Semantic Web project ideas number 1

Hello, lazy semweb world.

When I spoke at a conference recently, the speaker's gift was a copy of the book that keynote speaker Don Tapscott write with Anthony D. Williams: Wikinomics. The book is very biz-buzzwordy (from page 150: "consumer product companies can find ways to monetize customer-led ecosystems"—have these guys bookmarked the Web Economy Bullshit Generator?), and they feel compelled to coin their own buzzwords, from the book's title to terms like N-gen, B-web, ideagora, and prosumer. I'll admit that I'm a little jealous, though; I wish I could come with some visionary lite tech book that people in suits would want to read on planes. As I write this, "Wikinomics" has an Amazon ranking of 164. I remember getting excited when XSLT Quickly broke the 7,000 mark.

[Wikinomics cover]

The book's many case studies about the New Collaboration (actually, I don't think the book used that phrase—maybe if I start using it a lot with a capital "N" and "C" I've got a title for my lite visionary book!) alerted me to some interesting projects such as Innocentive,, and NineSigma. Many of the book's topics sound like the kinds of things that people hope to see grow out of the semantic web, although the book don't mention that at all. I started thinking about what semantic web technologies could add to the projects that the book does mention, and I got some ideas.

I already have several ideas that I have no time to follow through on, so I thought I'd start throwing them out there for anyone who's interested. None are quite PhD thesis material, but some might be masters material. They could all be useful, and some could be popular if someone followed through on them. Here's another new coinage: "Lazy Semweb"! That is, a lazy web for semantic technologies. Danny Ayers recently thew out an offering, although he didn't use the term.

For many of the things I suggest, I imagine that some people (for several of my ideas, probably Kingsley Idehen) will point out existing work already addressing my idea. That's fine with me, because it provides further input for those seeking ideas. I'll tag all the entries with a metadata/semantic_web/project_ideas tag to make it easier to find the gathered collection of ideas in this weblog.
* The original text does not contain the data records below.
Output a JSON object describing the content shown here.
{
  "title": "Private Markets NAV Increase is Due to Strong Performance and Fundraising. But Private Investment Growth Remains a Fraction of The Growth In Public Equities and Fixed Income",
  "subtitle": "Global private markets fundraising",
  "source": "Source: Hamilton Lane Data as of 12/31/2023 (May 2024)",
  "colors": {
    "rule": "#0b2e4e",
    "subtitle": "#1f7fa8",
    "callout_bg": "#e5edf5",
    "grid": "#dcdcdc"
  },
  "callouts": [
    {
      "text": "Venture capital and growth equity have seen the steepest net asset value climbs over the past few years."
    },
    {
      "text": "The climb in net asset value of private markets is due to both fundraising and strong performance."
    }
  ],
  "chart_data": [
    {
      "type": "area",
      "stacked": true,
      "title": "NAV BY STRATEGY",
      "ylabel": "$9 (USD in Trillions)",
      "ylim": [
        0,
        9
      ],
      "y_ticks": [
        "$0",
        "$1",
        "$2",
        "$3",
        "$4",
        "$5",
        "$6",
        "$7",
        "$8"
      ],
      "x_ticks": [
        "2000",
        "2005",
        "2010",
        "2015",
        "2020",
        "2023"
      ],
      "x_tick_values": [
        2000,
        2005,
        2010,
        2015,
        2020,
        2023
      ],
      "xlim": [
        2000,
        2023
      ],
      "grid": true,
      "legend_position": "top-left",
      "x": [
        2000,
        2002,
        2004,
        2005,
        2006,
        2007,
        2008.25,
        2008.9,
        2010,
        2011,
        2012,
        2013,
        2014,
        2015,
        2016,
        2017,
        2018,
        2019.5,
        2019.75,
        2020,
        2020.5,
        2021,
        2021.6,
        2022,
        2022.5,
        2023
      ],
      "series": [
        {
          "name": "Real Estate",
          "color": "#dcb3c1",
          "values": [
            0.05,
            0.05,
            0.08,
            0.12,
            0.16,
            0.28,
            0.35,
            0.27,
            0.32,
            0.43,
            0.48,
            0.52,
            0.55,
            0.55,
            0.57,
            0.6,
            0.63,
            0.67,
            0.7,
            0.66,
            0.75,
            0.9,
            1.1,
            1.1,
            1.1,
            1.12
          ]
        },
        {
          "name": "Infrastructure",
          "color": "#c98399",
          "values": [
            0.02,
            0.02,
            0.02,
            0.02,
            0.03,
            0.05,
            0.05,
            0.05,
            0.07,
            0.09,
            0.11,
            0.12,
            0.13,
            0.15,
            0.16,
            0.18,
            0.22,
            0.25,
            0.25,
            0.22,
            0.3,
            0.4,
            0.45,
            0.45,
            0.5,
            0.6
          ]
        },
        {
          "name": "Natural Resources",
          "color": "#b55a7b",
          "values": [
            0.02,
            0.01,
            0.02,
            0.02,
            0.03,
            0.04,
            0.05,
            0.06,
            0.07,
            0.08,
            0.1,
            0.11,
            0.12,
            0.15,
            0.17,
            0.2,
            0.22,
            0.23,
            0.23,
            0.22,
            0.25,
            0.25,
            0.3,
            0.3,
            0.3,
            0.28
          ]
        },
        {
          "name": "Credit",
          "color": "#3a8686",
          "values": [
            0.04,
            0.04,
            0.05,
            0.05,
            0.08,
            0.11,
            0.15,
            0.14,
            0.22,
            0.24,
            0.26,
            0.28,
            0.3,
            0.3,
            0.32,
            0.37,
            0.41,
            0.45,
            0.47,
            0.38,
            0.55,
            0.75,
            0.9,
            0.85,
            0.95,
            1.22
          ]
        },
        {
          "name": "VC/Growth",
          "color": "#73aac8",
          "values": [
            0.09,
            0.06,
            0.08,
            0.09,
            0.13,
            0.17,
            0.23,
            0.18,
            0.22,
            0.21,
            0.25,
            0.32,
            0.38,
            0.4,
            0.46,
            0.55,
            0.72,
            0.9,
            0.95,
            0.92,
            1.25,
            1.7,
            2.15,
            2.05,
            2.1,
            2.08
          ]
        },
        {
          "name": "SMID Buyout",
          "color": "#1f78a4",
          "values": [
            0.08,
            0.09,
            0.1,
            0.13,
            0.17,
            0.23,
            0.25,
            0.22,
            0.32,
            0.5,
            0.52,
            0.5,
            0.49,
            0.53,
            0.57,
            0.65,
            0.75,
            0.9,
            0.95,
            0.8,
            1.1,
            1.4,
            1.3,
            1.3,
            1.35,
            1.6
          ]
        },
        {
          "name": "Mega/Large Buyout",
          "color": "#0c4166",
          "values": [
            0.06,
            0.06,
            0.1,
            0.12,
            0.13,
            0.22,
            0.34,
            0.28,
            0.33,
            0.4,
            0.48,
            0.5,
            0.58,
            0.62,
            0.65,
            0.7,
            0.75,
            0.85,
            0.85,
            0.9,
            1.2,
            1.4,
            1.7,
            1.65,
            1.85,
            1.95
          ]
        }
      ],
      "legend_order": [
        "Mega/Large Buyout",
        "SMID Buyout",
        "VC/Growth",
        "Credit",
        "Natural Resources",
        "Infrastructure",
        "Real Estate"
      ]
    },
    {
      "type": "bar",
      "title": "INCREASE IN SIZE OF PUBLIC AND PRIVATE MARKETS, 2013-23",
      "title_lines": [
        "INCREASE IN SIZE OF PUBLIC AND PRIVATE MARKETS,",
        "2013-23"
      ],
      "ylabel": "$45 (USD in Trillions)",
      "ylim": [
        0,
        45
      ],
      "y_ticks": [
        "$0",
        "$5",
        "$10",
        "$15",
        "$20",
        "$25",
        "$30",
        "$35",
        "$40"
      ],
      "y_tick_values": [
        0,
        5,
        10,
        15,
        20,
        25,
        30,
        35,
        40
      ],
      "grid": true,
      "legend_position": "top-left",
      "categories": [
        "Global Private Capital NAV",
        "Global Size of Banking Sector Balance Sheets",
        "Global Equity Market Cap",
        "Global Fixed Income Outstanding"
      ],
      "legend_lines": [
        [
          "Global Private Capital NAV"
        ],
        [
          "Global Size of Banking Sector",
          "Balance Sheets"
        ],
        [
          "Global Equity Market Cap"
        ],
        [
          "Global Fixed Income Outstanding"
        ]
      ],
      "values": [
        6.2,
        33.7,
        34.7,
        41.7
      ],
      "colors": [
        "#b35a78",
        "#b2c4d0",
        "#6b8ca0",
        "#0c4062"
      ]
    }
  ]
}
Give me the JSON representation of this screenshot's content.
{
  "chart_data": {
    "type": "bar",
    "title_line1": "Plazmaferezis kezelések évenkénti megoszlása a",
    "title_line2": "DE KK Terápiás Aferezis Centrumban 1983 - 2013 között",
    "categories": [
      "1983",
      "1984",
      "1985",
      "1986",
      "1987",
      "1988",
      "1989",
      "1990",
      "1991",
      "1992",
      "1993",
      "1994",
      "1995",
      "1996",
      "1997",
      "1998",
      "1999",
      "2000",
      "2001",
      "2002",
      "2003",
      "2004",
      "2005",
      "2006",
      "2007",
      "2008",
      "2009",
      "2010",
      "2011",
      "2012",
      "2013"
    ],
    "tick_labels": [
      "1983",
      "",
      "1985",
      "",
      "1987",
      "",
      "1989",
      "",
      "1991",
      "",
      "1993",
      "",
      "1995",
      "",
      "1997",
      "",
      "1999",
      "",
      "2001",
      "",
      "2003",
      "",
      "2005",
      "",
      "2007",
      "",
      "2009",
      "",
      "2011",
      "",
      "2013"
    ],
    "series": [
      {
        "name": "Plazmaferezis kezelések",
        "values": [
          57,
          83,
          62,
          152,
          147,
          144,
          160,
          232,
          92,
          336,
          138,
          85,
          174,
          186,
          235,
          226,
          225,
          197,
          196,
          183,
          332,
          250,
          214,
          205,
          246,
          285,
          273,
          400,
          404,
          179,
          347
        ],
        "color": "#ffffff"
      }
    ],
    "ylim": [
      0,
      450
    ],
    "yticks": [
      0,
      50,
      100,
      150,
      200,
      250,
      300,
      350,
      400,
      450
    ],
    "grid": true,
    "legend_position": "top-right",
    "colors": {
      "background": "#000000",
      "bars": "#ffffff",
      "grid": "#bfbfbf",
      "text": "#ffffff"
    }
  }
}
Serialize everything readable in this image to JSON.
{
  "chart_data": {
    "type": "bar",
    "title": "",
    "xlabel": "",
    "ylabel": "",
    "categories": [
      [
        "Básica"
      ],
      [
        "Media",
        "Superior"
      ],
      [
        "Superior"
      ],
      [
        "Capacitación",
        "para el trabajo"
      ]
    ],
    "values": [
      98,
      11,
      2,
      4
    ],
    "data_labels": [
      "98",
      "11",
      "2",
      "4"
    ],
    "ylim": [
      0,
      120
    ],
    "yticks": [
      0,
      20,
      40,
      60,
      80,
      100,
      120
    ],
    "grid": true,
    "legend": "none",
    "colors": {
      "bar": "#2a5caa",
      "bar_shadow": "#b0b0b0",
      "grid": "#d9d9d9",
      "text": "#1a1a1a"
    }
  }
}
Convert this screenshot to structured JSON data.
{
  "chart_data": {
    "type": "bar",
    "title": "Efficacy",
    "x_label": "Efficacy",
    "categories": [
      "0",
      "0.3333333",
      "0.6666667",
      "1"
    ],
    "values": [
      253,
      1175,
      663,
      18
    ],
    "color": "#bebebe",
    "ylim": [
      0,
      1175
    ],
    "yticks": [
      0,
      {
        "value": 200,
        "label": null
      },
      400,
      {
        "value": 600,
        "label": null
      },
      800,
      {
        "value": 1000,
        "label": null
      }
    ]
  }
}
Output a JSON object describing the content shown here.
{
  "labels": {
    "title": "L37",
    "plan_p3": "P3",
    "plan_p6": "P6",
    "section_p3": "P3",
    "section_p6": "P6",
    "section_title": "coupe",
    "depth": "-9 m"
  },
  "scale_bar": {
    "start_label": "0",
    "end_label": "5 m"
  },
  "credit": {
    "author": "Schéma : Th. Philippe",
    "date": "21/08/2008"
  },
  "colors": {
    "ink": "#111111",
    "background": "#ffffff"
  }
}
The most important thing for each project is that it should include a demonstration of how to get more value out of the data in question than would be possible without the semweb part. I'm not going to accuse Tapscott and Williams of falling short by not mentioning semantic web technology (although I'm sure that if they'd seen this video they would have run with it); I'm going to challenge semantic web advocates to prove to the Tapscotts and Williamses of the world that semweb technology adds value.

Google Desktop API + Semantic Web technology = ?

After all this introductory rambling, I'll start with something short and simple for the first idea. Instead of building on a Tapscott/Williams topic, I'll build on something I've mentioned recently here. I wondered about semantic web tools that built on the way people choose to work instead of making them use new tools. One tool that builds very nicely on the way I work is Google Desktop. It's free, for work-related issues I use it more than Google itself, and I don't know why I waited so long before trying it. Unfortunately, it's limited to use on Windows machines, but there are rumors of an Ubuntu version.

And it's got an API! If Google Desktop retrieves a handful of metadata about each file in which it found your search string, what more can we do with that metadata? I'd love to see a program that takes a user's query, reads some ontology rules, and then passes in a more sophisticated query to identify additional related resources that don't fall within the exact parameters of the user's original query. Or, someone could build a SPARQL endpoint around the API. Or, they could use the API to pull a bunch of this metadata into a triplestore, combine that with an ontology and other data... I think there's some real possibilities here.


KDE and Gnome desktop environments both have triple-stores and faceted metadata recall/browsing/autocreation in experimental versions - check Nepomuk, Beagle, etc.


How about starting here:

Just add URLs to the Data Source URI field and hit "Query". For you Blog Data Space the TimeLine Tab is a nice place to perform the data link traversal (URI dereferencing) which basically results in some interesting meshups :-)

Note: You can bookmark via the Permalinks.